But by and large, I have been able to live up to my ideals. I have driven from home to the ward at 1am to do the emergency LP that the primary team could not get. And I showed up again at 7am the next day for consult pre-rounds.

I have spent hours getting pseudoseizure patients admitted to the epilepsy monitoring unit rather than the general floor. I have, in great detail, explained to many residents how a headache cocktail works and how they can in fact learn how to order one themselves – because no one ever explained this to me before my adult neurology year, and it seemed like a useful gen peds thing to know.

I have also gotten a disturbing number of calls from outside hospitals and EDs where they have asked for my advice, received it, and then… followed it. And my attendings weren’t aware, because it was 2am and they neither needed nor wanted to be aware of anything that went well.

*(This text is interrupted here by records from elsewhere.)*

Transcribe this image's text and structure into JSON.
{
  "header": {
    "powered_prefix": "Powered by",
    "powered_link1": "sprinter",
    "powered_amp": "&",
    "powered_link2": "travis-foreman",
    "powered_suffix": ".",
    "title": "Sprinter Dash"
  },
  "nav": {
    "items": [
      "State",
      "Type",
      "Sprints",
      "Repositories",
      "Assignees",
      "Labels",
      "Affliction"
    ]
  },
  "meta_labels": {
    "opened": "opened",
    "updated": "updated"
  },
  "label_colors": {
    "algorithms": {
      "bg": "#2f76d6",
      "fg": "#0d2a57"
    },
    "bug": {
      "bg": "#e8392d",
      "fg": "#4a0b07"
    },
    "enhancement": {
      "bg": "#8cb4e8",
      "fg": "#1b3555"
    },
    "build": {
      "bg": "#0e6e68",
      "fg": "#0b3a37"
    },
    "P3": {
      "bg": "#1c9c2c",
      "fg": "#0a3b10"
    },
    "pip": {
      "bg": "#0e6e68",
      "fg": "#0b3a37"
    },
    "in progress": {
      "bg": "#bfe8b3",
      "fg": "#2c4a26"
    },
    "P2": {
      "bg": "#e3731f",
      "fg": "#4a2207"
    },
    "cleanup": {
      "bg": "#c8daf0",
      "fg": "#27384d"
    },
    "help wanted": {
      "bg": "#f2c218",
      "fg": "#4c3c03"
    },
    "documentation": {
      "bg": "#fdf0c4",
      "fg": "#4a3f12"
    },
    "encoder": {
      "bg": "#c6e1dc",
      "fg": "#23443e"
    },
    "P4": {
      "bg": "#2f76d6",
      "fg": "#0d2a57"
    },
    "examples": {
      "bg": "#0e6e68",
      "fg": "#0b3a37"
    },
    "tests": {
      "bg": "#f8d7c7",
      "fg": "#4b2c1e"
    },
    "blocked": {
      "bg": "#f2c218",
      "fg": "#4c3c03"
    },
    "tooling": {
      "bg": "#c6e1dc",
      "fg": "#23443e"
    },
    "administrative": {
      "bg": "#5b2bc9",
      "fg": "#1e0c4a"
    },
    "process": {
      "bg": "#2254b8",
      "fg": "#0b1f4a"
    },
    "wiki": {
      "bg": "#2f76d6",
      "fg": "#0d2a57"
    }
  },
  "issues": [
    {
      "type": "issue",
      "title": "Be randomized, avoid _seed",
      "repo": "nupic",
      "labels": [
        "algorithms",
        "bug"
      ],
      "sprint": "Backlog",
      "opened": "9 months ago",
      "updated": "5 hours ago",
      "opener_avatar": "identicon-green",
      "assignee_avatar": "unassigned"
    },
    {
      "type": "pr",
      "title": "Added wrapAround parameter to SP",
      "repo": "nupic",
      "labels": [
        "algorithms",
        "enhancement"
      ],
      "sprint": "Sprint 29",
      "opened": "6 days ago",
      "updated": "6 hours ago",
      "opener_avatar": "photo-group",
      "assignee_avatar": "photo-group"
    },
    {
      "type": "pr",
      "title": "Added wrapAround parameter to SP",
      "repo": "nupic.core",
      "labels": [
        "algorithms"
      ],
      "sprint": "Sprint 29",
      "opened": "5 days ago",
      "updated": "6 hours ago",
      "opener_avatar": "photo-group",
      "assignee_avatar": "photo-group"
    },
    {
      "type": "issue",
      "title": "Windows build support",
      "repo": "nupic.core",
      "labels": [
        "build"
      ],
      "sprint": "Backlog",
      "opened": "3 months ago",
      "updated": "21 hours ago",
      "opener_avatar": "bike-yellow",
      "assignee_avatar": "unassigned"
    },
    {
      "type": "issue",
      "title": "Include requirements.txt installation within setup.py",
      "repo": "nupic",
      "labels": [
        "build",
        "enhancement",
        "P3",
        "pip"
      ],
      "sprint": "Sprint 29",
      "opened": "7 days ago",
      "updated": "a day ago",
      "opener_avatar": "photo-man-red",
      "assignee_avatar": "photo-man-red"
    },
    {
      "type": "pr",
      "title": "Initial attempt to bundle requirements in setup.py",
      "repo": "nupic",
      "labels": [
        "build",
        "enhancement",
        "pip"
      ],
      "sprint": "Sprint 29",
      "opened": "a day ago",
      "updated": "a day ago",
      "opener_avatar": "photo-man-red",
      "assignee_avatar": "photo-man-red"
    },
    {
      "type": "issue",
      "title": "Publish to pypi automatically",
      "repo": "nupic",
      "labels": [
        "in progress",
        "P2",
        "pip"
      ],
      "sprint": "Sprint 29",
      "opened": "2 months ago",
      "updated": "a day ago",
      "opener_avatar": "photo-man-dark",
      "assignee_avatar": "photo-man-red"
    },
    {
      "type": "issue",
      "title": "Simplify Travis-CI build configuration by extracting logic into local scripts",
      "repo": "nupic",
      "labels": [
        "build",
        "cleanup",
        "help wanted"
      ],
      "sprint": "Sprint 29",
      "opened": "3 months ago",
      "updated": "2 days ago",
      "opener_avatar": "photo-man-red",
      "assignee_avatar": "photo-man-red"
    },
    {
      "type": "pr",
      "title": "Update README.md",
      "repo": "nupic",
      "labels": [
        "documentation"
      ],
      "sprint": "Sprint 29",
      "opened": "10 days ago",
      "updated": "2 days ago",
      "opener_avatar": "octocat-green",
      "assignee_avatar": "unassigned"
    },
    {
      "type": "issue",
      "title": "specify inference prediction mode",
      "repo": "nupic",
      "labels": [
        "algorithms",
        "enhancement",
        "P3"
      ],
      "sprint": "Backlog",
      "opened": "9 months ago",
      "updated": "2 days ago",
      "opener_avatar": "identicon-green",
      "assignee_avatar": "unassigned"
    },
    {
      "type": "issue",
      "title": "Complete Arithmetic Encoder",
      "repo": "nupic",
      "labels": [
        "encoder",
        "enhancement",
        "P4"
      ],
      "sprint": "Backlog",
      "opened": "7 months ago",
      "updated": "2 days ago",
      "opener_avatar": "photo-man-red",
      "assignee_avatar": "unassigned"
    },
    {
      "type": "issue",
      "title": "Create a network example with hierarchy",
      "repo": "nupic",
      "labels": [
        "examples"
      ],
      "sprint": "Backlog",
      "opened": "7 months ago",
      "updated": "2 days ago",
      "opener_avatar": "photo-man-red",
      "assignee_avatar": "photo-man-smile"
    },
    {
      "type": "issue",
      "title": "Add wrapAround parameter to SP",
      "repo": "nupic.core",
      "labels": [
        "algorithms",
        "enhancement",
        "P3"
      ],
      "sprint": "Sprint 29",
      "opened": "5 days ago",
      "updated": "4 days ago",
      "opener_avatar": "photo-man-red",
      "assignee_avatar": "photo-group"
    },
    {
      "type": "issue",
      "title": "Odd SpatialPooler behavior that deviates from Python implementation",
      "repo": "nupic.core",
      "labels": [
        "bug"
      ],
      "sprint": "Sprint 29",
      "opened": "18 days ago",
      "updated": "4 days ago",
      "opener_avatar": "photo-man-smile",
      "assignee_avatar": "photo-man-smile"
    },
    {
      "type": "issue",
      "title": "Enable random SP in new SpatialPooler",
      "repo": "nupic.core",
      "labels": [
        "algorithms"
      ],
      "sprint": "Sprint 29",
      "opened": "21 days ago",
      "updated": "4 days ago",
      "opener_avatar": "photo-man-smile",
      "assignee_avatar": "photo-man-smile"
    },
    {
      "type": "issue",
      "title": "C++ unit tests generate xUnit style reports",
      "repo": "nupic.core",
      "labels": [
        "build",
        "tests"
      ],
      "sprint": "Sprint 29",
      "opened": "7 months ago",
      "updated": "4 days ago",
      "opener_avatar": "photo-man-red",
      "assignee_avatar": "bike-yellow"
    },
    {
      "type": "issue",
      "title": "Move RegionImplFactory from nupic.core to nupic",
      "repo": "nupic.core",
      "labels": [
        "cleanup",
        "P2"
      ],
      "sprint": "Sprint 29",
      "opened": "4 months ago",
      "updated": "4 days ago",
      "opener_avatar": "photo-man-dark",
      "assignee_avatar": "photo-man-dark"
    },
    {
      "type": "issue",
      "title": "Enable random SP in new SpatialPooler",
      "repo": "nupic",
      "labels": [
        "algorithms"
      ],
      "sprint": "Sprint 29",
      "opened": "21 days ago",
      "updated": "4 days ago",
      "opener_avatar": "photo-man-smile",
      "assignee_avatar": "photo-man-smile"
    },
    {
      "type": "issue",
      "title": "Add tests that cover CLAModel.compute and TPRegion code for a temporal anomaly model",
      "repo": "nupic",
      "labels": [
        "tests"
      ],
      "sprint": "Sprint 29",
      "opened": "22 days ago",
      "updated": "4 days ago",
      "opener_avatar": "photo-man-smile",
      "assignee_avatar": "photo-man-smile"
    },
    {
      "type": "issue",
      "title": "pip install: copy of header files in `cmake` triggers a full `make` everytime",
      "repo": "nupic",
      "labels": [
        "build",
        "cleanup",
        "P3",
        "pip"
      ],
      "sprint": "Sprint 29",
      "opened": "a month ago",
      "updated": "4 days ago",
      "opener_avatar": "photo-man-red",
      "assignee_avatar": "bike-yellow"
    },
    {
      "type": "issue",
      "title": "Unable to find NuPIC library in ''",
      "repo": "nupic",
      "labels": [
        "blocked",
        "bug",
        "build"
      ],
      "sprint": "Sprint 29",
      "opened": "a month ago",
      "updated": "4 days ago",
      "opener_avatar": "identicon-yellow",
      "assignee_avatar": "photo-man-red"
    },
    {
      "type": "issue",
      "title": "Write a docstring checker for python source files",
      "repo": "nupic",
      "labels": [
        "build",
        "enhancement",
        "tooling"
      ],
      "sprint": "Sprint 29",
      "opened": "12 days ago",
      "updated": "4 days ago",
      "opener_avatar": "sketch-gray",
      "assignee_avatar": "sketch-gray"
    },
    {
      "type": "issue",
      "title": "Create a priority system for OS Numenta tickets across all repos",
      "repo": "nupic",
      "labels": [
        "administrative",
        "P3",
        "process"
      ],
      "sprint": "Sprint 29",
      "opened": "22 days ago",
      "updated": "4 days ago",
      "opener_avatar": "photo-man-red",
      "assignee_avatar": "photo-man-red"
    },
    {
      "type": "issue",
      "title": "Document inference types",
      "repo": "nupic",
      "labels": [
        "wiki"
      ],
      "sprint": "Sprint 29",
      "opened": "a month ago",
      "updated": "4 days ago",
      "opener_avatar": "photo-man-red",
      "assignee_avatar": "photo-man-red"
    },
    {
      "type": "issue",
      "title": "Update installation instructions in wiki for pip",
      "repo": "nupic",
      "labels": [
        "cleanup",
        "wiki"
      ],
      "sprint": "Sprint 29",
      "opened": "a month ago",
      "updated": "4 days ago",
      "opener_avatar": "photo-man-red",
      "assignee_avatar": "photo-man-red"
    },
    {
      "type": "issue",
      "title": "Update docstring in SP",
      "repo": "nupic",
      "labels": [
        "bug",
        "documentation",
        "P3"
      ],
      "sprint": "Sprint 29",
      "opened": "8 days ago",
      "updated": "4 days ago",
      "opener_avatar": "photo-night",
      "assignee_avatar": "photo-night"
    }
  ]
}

what's so scary about that

Man. Remember when I was posting about anatomy test anxiety? I wish I could go back in time and tell myself “Look, in the future, when you’re on-call at 2am… google will exist. You’re just gonna have to be really quick about it. It’ll be fine.”

Even though I’m still disturbed that I’m somehow now in a position where attendings actually listen to me at night (and even weirder, sometimes in a position where I get angry on the rare occasion that they don’t) – I’m mostly just glad I seem to have made it through the anxiety.

Looking back, I really can’t believe how anxious I was about antibiotic coverage.

… I actually no longer know antibiotic coverage. And at the time, I thought that would make me a terrible doctor.

Instead, I know that when a patient on phenobarb, keppra, and a versed drip starts having breakthrough seizures at 2am, I can pretty much use whatever rationale makes sense to me to decide which one of those medications to load and then increase – and the day team will just appreciate that I did something, and especially that the something I did involved some sort of logic. Regardless of whether it worked or not.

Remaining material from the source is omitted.